ABOUT
'The way to live: ''the private kindness of one individual towards another; a petty, thoughtless kindness; an unwitnessed kindness. Something we could call senseless kindness. A kindness, outside any system of social or religious good.'' I no longer care -- though before I was a believer -- about ideological projects, social good, extreme reformism, associations. I see-saw continually between faith and lack of faith in all of these. I don't believe in the ideology of social welfare [..] Instead I believe, and with my whole being, in the good done by an individual, eye to eye, hand helping hand. [..] I believe in the act of kindness.'
In Giuseppe Tornatore’s classic thriller Una pura formalità the main character, a brilliant but troubled author, is subjected to a grueling and tormenting police interrogation, causing him to perceive his own eventual demise and continued presence on earth as a dead man, a lingering soul. This is the origin of Onof : a metaphorical expression of our existence in this world as the predominant product of our society – crude, blissfully unaware and wholly self-concerned beings, merrily serving a design in which personal gain is won through the systematic exploitation of others, resulting in destitution and misery.
In an apparent contradiction, my attempt is to make myself irrelevant as a ‘photographer,’ shedding the baggage associated with preformed identity, leaving judgments and opinions behind and replacing them with direct and uninhibited connections. This also reflects on how these images came to be – out of an experienced state of nothingness, where the 'person' was not present and had no say in things.
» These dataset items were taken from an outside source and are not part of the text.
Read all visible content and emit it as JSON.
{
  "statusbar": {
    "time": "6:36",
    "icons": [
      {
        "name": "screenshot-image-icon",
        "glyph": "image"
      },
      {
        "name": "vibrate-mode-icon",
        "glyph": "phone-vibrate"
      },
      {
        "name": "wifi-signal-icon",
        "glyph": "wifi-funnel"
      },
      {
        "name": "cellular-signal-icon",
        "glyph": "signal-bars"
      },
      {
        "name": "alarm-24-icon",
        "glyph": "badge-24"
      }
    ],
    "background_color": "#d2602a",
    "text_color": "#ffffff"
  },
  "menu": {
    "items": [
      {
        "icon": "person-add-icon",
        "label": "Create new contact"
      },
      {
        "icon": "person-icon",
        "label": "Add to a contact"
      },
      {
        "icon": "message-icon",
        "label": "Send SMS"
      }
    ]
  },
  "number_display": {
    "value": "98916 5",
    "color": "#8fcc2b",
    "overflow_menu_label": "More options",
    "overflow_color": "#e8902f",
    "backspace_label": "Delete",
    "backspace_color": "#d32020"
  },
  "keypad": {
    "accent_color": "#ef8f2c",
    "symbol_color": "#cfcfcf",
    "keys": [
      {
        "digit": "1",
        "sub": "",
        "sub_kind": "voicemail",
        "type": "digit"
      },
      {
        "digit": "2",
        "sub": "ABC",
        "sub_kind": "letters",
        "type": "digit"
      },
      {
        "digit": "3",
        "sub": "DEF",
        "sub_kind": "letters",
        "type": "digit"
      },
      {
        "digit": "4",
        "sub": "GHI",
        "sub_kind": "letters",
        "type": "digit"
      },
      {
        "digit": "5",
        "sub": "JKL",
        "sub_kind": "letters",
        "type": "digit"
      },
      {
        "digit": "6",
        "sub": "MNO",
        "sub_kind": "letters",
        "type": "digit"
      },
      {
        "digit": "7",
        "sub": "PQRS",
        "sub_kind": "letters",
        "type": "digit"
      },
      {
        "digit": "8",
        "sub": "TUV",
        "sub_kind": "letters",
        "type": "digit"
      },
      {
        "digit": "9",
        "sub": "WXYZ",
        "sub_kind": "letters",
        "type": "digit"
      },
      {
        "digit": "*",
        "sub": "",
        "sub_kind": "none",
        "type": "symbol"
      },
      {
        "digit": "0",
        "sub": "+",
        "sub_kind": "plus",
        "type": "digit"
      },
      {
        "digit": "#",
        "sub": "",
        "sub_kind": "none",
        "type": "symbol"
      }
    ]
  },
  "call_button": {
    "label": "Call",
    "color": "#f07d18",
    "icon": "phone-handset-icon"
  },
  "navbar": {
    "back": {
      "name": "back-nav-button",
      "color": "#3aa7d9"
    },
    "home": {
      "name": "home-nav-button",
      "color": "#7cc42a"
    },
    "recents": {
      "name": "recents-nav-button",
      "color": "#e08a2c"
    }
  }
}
In photography, I choose to negate the type of role(s) we have to play, the type of identities we have to assume, just so we can be in this world. In concurrence with this ideology, I‘m primarily interested in portraying people of the so called ‘lower walks of life‘ : the hobo drunk, the ex-con, the street hooker, the impoverished pensioner. Those who, driven by the immediate necessities of securing their existence, have overcome the ‘carnival roles’ that most of us have adopted as a personality substitute. Documenting their space represents an opportunity for me to bear witness, to communicate freely and to recapture the humanity lost in the process of my socialization.